Viewpoints: Lessons On The Election's Impact On US Health Policy; Pros, Cons Of The Candidates' COVID Goals

Editorial pages express views about the future of health policy and how policy impacts the pandemic.

New England Journal of Medicine: Implications Of The 2020 Election For U.S. Health Policy

This article explores the implications of the 2020 election for the future of health policy in the United States. A substantial body of research has shown that policy decisions made by nationally elected officials in recent years more closely reflect the views of their party’s adherents than they do the views of the general voting public as a whole. People who identify with a party are more likely to have voted in a partisan primary election and are often more active in political affairs. The elected officials’ decisions also reflect to some degree the views of each party’s largest financial donors. (Robert J. Blendon and John M. Benson, 10/29)

USA Today: 'Wartime President' Donald Trump Surrenders To COVID-19

Early in his fight against a novel coronavirus, Donald Trump proclaimed himself in a call-to-arms moment a "wartime president." But as a third surge of COVID-19 infections sweeps across the country, White House chief of staff Mark Meadows capitulated on Trump's behalf. "We are not going to control the pandemic," he told CNN last Sunday.Beyond consigning Americans to a wretched winter of sickness before a vaccine becomes widely available, surrendering in the face of a viral enemy is a tragically fitting capstone to perhaps the worst crisis-management performance for a president in U.S. history. (10/29)

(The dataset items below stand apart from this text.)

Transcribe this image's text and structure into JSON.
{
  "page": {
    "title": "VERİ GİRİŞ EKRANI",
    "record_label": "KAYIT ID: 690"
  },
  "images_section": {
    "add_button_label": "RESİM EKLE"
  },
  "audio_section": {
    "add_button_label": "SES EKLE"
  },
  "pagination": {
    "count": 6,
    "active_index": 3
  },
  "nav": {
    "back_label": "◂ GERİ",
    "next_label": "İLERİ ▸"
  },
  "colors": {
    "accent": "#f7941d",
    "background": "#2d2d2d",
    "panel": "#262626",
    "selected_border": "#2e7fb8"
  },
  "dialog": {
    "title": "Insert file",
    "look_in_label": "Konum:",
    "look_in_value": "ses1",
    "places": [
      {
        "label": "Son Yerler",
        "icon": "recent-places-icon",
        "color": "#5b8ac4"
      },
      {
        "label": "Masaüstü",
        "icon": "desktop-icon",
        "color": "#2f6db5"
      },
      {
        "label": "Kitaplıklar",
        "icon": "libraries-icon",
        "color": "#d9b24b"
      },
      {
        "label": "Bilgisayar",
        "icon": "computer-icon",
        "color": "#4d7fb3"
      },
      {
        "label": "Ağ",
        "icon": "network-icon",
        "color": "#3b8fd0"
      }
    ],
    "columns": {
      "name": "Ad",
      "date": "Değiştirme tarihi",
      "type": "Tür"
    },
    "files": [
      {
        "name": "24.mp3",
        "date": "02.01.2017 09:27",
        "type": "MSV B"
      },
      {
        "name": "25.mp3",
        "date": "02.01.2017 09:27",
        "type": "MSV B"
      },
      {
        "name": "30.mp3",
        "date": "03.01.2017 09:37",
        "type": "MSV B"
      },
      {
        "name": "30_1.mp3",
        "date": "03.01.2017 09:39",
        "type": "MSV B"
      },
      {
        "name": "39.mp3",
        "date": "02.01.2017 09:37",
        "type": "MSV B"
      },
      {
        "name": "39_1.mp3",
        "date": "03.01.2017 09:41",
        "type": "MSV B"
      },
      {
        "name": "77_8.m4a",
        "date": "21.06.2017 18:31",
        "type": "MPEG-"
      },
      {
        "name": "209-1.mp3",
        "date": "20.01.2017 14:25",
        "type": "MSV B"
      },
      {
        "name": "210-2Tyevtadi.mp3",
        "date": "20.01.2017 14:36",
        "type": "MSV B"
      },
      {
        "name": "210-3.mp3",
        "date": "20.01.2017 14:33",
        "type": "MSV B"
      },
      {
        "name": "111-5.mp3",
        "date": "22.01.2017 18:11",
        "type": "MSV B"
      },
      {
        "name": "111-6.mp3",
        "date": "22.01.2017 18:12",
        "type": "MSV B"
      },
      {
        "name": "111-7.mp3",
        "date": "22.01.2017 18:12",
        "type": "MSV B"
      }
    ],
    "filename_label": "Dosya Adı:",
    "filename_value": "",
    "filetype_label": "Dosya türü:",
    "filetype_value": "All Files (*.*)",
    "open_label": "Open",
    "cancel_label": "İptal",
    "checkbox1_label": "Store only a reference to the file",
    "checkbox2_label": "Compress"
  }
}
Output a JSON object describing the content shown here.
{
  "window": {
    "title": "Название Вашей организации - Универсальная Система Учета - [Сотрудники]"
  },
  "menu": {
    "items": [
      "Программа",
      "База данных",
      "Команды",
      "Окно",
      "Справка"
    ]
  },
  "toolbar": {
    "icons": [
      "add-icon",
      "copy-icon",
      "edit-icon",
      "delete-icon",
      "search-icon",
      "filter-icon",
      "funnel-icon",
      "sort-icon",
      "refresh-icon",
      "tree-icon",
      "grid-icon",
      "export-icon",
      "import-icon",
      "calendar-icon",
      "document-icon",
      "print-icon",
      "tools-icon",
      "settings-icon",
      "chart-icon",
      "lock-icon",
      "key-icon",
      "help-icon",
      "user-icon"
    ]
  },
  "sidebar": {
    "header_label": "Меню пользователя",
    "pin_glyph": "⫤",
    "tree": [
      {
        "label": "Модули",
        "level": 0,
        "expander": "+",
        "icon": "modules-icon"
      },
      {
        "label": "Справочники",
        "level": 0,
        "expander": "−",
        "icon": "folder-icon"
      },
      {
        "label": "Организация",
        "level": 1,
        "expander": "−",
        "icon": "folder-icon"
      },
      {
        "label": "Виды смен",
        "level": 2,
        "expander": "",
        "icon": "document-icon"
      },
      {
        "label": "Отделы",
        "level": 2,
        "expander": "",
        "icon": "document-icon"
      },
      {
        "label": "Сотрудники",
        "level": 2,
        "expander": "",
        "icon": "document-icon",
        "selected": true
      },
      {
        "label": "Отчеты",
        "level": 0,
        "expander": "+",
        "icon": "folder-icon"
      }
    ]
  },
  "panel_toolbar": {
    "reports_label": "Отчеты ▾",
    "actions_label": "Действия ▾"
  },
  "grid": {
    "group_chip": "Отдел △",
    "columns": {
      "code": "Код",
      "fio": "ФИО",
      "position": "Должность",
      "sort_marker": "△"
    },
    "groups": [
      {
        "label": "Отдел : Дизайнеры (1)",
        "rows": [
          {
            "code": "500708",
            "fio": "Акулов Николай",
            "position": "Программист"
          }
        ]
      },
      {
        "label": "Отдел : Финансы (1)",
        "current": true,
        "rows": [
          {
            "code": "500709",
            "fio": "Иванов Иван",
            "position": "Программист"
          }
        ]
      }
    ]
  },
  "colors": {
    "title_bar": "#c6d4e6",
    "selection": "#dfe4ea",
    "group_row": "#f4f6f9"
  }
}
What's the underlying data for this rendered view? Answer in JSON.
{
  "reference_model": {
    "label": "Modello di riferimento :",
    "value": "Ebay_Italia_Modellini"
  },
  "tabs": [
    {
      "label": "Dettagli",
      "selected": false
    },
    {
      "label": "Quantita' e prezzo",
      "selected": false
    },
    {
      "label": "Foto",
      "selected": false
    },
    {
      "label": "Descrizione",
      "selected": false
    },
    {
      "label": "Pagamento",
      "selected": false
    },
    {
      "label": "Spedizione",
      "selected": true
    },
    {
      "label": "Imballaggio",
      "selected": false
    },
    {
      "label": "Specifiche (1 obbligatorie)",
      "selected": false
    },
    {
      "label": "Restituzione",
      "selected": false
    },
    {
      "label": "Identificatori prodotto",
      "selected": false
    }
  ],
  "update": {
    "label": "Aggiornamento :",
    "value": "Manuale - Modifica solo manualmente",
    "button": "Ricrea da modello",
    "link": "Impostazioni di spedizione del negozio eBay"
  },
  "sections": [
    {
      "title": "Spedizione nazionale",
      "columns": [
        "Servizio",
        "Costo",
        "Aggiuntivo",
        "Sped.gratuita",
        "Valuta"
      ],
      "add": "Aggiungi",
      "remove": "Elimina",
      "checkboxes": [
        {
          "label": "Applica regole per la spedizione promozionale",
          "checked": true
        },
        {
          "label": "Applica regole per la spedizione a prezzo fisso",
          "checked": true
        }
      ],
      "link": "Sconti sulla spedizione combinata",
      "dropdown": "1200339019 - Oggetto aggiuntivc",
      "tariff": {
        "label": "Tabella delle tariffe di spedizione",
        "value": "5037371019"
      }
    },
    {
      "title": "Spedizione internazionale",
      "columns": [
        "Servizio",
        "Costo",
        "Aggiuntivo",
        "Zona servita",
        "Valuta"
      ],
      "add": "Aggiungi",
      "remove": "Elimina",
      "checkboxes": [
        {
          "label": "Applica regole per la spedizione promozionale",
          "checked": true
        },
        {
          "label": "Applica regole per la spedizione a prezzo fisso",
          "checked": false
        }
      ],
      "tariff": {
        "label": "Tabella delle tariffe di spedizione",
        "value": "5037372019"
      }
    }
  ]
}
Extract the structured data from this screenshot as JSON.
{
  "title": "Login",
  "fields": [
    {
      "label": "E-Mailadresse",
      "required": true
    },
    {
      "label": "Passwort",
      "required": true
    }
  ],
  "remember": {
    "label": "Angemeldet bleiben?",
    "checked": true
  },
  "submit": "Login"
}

USA Today: Biden And COVID: His Presidency And Plan Won't Fix Everything

As the 2020 presidential election hurls itself at us, there is one thing upon which the far right and far left agree: The COVID-19 pandemic should be over within days after Nov. 4. The right says the “deep state” is holding on to a secret vaccine that it will introduce to the world once Donald Trump is thrown out of office. The left says that Trump is the primary cause of the virus’ spread, and that with the biological weapon in chief out of office, people will soon be out safely ingesting each other’s disgusting germs. Alas, despite these extremes being so far out there that they meet again in the back, neither is right. Trump is not entirely to blame for the virus’ spread, and Joe Biden’s election will not be a panacea in stopping it. (Christian Schneider, 10/29)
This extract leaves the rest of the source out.